New software lets your eyes do the typing
Optical movement guides hands-free writing program
LONDON, England (CNN) -- When it comes to entering computer data without a keyboard, the eyes have it.
Replacing a keyboard or mouse, eye-scanning cameras mounted on computers have become necessary tools for people without limbs or those affected with paralysis. The camera tracks the movement of the eye, allowing users to "type" on a virtual keyboard as they look at the screen.
And now, researchers from the Cavendish Laboratory at Cambridge University say they have developed software that replaces the standard QWERTY keyboard layout with one that is nearly twice as efficient, more accurate and easier on the eyes.

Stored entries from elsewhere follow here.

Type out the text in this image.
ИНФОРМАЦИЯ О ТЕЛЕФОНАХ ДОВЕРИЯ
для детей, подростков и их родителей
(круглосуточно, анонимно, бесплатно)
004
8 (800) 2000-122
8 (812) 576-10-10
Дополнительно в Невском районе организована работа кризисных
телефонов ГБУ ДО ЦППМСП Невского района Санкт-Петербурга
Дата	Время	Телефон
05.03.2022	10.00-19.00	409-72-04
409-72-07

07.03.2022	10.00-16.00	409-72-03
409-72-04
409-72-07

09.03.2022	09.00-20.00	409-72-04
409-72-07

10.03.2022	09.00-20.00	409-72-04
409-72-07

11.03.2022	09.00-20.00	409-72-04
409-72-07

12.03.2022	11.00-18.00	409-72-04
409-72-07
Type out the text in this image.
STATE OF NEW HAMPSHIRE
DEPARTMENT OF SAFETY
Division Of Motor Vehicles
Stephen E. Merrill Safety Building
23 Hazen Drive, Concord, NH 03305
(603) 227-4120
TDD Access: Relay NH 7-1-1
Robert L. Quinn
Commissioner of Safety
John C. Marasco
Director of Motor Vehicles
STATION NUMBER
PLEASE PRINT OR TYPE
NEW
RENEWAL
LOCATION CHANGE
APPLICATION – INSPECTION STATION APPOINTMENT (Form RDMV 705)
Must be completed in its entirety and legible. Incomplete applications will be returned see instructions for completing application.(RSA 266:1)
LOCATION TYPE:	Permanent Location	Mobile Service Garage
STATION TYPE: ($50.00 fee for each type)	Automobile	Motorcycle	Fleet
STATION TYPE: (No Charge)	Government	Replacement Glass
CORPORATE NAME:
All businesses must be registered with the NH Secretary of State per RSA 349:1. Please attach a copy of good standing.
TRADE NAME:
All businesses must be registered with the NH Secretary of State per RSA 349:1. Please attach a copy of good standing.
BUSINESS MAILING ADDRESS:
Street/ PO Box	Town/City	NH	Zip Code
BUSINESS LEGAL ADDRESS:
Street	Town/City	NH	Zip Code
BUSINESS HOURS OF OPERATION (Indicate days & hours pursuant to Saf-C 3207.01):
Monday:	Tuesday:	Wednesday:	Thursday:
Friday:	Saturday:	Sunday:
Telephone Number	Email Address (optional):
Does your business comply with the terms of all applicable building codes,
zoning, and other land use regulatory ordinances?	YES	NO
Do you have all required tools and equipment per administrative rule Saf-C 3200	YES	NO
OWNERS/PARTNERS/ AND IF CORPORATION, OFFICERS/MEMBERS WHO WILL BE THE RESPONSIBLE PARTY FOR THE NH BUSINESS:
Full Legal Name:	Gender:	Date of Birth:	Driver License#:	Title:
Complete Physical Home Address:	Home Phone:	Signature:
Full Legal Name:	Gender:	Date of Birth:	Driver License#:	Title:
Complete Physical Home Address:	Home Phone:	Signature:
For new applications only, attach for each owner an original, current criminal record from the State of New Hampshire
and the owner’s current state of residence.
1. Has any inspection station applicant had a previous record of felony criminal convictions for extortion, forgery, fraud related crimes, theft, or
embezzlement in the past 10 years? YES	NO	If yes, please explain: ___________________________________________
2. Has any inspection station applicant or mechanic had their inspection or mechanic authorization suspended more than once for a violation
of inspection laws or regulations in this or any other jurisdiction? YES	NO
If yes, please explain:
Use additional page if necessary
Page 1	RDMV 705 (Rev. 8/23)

A report on the software appears in Wednesday's edition of the journal Nature.
Called Dasher, the prototype program taps into the natural gaze of the eye and makes predictable words and phrases simpler to write, said David MacKay, project coordinator and physics professor from Cambridge University.
MacKay compared Dasher to controlling a vehicle with just visual cues.
"Something that everyone does is look where they're going, like driving a car," said MacKay. "To write with Dasher, you just look at the screen for what you need and steer the cursor into place."
Looking for letters
Any off-the-shelf camera capable of scanning eye movement can be used with Dasher, though the person must sit fairly still during the interaction.
The letters of the alphabet appear in a single column on the right of the screen, with an underscore symbol to represent a space. Each letter is framed by a colored box.
As the user looks at a particular letter on the right side of the screen and drags it to the left with their eye, another sub-alphabet column begins to emerge inside the box on the right-hand side, along with more letters framed in colored boxes.
Dasher is designed to anticipate which letter will be needed, so although the successive sub-alphabet columns are initially very small, the letters or combination of letters that simultaneously appear are most likely to be used next in that sequence.
For example, if a person starts with the letter "h," the language models in Dasher will bring up "a," "e," "i," "o" and "u" in the sub-alphabet box, along with a few other possible combinations like "ello" to form the word "hello." Each box has a complete alphabet within it, though the first letters to appear have the highest probability of usage.
The letters are then placed together to form a sentence on the left side of the screen, and the process speeds up over time as Dasher learns from each typing experience and saved document.
An eye to the future
Researchers say people will be able to write up to 25 words per minute with Dasher compared to on-screen keyboards, which they say average about 15 words per minute.
With a bit of practice, MacKay said, Dasher offers an easier and more satisfying way for disabled people to communicate, providing them with better tools to write e-mail or create word processor files.
Dasher also can be used with a mouse or tracking ball instead of the eye-scanning process, and MacKay said it might lure some people away from the traditional QWERTY keyboard.
It also has potential for mobile applications, such as a personal digital assistant, with which people could use a stylus pen on the tiny screen to write information.
MacKay said Dasher could work in most languages.
He added that the coding of the software will be made available to the open-source community for development of programs for various computer systems.